In fact, the City of Montreal made it very difficult for the Town to get off to a successful start. After signing an agreement with Town officials that would allow Hampstead to connect its sewer system to the trunk system of the City of Côte St. Luc, the City of Montreal poured concrete down the pipes connecting the two systems. The objective was to block Hampstead's use of the trunk system. The effect was severe flooding in many of Hampstead's new homes. Eventually, the Town was forced to build an alternative link that did not pass through Montreal jurisdiction. There were even two annexation attempts made by the City of Montreal- first in 1916 and again in 1924- to no avail. Throughout, the Town managed to persevere, retaining its independence as not only a bona fide municipality, but as a shining example of well-run independent town.

During World War I, the Town experienced a very slow rate of development. The Council called for additional financing for the municipal works sector and general operations. It was only around the 1920s that the growth rate took an upswing. The first building was built in 1916, and is the present site of Hampstead's town hall. The mansion, on the corner of Queen Mary Road and Stratford Road, was originally a wedding gift from Mayor Baillie to his son. However, by 1920, there were only eight buildings erected in the Town. In fact, for a few years the Town did not even have its own building by-laws, depending instead on those of the City of Westmount. By-law 16, passed in 1923, created very strict building standards. In order to ensure that these standards were met, the Town appointed a building inspector. In 1926, Council passed an amendment to the building by-law, establishing an Architectural Advisory Board. The board's mandate is to ensure that the distinct character of the Town is maintained. It has proved to be an effective tool, with a spotless record. Even in times of slow growth, it remained one of the keys to Hampstead's development as a high-class residential community.
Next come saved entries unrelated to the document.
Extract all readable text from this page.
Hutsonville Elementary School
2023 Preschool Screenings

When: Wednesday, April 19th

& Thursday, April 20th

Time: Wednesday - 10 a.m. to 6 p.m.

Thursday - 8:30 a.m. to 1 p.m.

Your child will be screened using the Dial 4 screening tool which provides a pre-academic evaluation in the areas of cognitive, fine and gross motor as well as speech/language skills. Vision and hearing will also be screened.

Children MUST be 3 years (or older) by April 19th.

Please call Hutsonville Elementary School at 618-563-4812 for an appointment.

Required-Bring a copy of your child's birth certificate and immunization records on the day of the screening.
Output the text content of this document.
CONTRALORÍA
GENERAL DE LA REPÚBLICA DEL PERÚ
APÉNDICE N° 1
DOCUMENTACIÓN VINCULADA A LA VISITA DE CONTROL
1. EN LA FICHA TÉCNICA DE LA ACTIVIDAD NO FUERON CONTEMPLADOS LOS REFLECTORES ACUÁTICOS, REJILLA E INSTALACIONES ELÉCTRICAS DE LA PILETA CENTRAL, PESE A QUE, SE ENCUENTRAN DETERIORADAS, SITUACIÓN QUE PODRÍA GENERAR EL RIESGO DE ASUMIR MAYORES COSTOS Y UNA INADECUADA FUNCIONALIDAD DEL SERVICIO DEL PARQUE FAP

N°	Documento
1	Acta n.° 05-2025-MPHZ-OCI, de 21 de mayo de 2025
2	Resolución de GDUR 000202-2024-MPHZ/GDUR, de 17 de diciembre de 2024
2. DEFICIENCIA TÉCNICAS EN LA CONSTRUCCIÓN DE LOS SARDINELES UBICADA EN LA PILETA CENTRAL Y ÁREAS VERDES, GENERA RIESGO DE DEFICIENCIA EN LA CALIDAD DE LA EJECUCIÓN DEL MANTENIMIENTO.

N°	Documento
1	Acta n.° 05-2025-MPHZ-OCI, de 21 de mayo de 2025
The problem with the Town's building by-laws was that they only allowed for detached or semi-detached structures. This precluded the construction of schools, churches, a fire station and even a town hall. Knowing that successful land development would require such activities , the Council was forced to relax some of the restrictions regulating construction. By February 1927, many of the restrictions in by-law 16 were eased in order to allow the Town to offer prospective residents many of the expected amenities.

In 1925, before the building restrictions were even amended, the Town built a one-storey school building on Merton Road. By 1928, the building was renovated to add a second storey. In 1937 a three-storey wing was added. And finally, in 1946, the Town made further improvements on the building that has served, until this day, as its only school.

The Town's fire station was built in the 1920's. At that point, Hampstead also began offering rudimentary policing services. By 1934, the Town had two police constables patrolling either on foot or by bicycle; their presence ensured safety and a low crime rate.

As for religious institutions, the Town's needs were fairly limited. At the time, the majority of Hampstead residents were mostly protestants. Town officials allowed for the construction of the Queen Mary United Church, in 1931 to serve their needs. Soon after, St. Malachy's Church was built, on MacDonald Road, to accommodate the Town's Catholic population. As the demographics of the Town shifted over the years, the Town always adapted to suite the needs of its residents. Eventually the St. Mathew's Anglican Church, the First Baptist Church, the Reconstructionist Synagogue and finally the Adath Israel Congregation were added to Hampstead's list of religious institutions. Such changes reflected the massive changes in population experienced by the Town over the second half of the century.

Aside from changes in the Town's religious composition, the Town of Hampstead began experiencing major population growth toward the late 1920's. This opened a period of unprecedented expansion. Development reached an all-time high, and the Town developed the reputation as an exclusive suburban settlement.